Monmouth was a throwback to a different time. The ladies room had a sitting area with furniture that looked like it was put there in the 19th century. The bathroom was massive, and I imagined it filled with women dressed in their Sunday best with parasols and bustles and black boots that laced up like ice skates.
I was too young to bet on my own, but Dad patiently explained what the numbers meant in the book, and how to choose the best horses to bet. By the time I was nine, I was next to Dad shouting in the eight horse for the win and subsequently cursing that this horse was a favorite and with those odds I’d get a crap payback on the bet Dad placed for me.
“It’s rigged!” he’d yell from his seat when his horse didn’t come in. Then he’d launch into a loud tirade about how the whole track was corrupt and they were out to steal people’s money. Most people sitting around us ignored him. Sometimes they’d yell back. I’d stay quiet and attempt to blend into the background.
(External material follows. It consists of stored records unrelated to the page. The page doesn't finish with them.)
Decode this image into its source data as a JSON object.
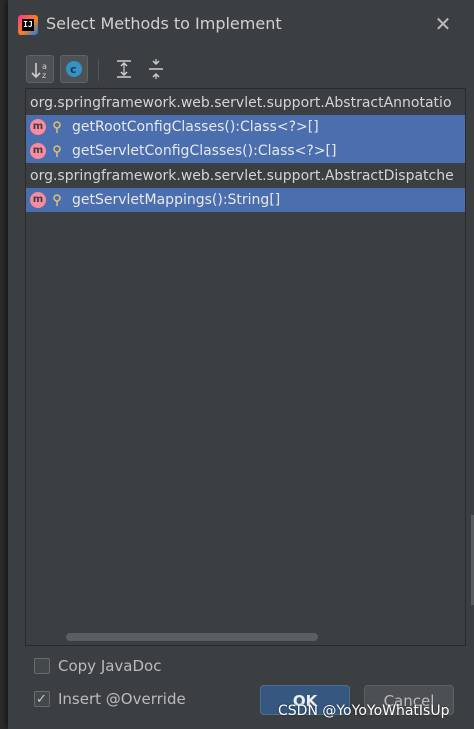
{
  "window": {
    "title": "Select Methods to Implement",
    "app_icon_text": "IJ",
    "close_glyph": "✕"
  },
  "toolbar": {
    "buttons": [
      {
        "icon": "sort-alphabetically-icon"
      },
      {
        "icon": "show-classes-icon"
      },
      {
        "icon": "expand-all-icon"
      },
      {
        "icon": "collapse-all-icon"
      }
    ]
  },
  "tree": {
    "groups": [
      {
        "label": "org.springframework.web.servlet.support.AbstractAnnotatio",
        "methods": [
          {
            "label": "getRootConfigClasses():Class<?>[]"
          },
          {
            "label": "getServletConfigClasses():Class<?>[]"
          }
        ]
      },
      {
        "label": "org.springframework.web.servlet.support.AbstractDispatche",
        "methods": [
          {
            "label": "getServletMappings():String[]"
          }
        ]
      }
    ],
    "method_icon_letter": "m"
  },
  "options": {
    "copy_javadoc": {
      "label": "Copy JavaDoc",
      "checked": false
    },
    "insert_override": {
      "label": "Insert @Override",
      "checked": true
    }
  },
  "buttons": {
    "ok_label": "OK",
    "cancel_label": "Cancel"
  },
  "watermark": "CSDN @YoYoYoWhatIsUp",
  "colors": {
    "background": "#3c3f41",
    "selection": "#4b6eaf",
    "method_icon": "#f98b9e",
    "ok_button": "#365880"
  }
}
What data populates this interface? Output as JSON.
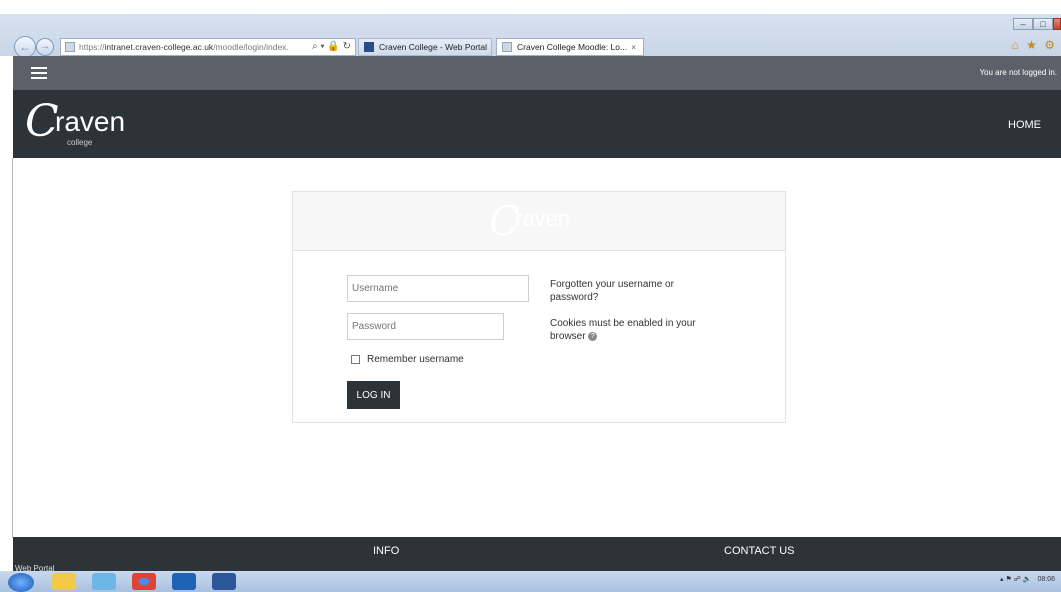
{
  "browser": {
    "address": {
      "url_prefix": "https://",
      "url_host": "intranet.craven-college.ac.uk",
      "url_path": "/moodle/login/index.",
      "tools": "⌕ ▾ 🔒 ↻"
    },
    "tabs": [
      {
        "label": "Craven College - Web Portal"
      },
      {
        "label": "Craven College Moodle: Lo...",
        "close": "×"
      }
    ],
    "window_buttons": {
      "minimize": "–",
      "maximize": "□"
    },
    "right_icons": "⌂ ★ ⚙"
  },
  "topbar": {
    "login_status": "You are not logged in."
  },
  "header": {
    "logo": {
      "initial": "C",
      "word": "raven",
      "sub": "college"
    },
    "home": "HOME"
  },
  "login": {
    "logo": {
      "initial": "C",
      "word": "raven"
    },
    "username_placeholder": "Username",
    "password_placeholder": "Password",
    "remember_label": "Remember username",
    "button": "LOG IN",
    "forgotten": "Forgotten your username or password?",
    "cookies": "Cookies must be enabled in your browser",
    "help_icon": "?"
  },
  "footer": {
    "info": "INFO",
    "contact": "CONTACT US",
    "cut_text": "Web Portal"
  },
  "taskbar": {
    "tray_time": "08:06"
  },
  "colors": {
    "topbar": "#5b6168",
    "header": "#2c3339",
    "button": "#2c3339"
  }
}
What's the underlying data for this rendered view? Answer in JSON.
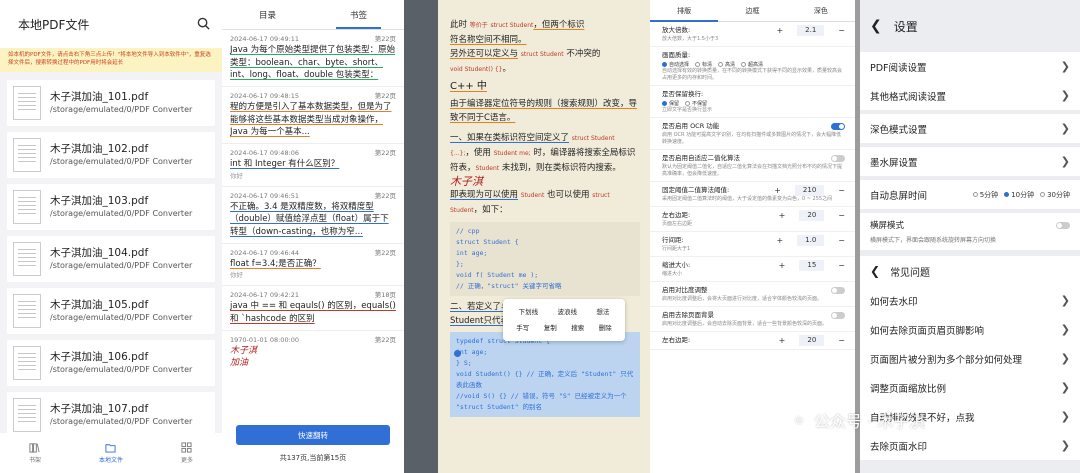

Our day at the track ended the same way every time. Dad threw his tickets on the ground.
“Bullshit. This place is crooked. Let’s go, Hun.”
That was my signal that it was time to get back on the train for home.
Occasionally we’d go to the bar and I’d play pinball and drink shirley temples, or go fishing for pickerel at Farrington Lake. Because in Dad’s words, “What the hell else is there to do?”
When I was six, he started taking me out for driving lessons which was even more fun than going to the races. He’d pull me into his lap in the car and I would steer down Cliff Road in Sewaren. The street was lined with giant, old oak trees and the most beautiful homes I had ever seen.
“You gotta have eyes out your asshole around here!” he explained. I understood he meant that I needed to watch out for what other cars were doing.
We’d end at the marina. Sometimes, we’d get out and walk down to the Arthur Kill and look across into New York. This became an evening ritual for us, up until I was tall enough to actually reach the pedals, and then he’d get out and let me drive while he rode in the passenger seat.
In the evenings, we’d sit out on the front stoop and talk to our neighbors and others passing by who spoke English.
“This used to be a respectable neighborhood,” he said. “Everyone came from the old country.”
“What’s the old country?” I said.
“Poland. It was all Polish here when I was a kid. Now there’s nothing but spics. The Puerto Ricans took over everything.”
I always thought it was strange that he differentiated us from them. By mid-summer, both he and I were so dark from the sun you couldn’t tell the difference. We fit right in.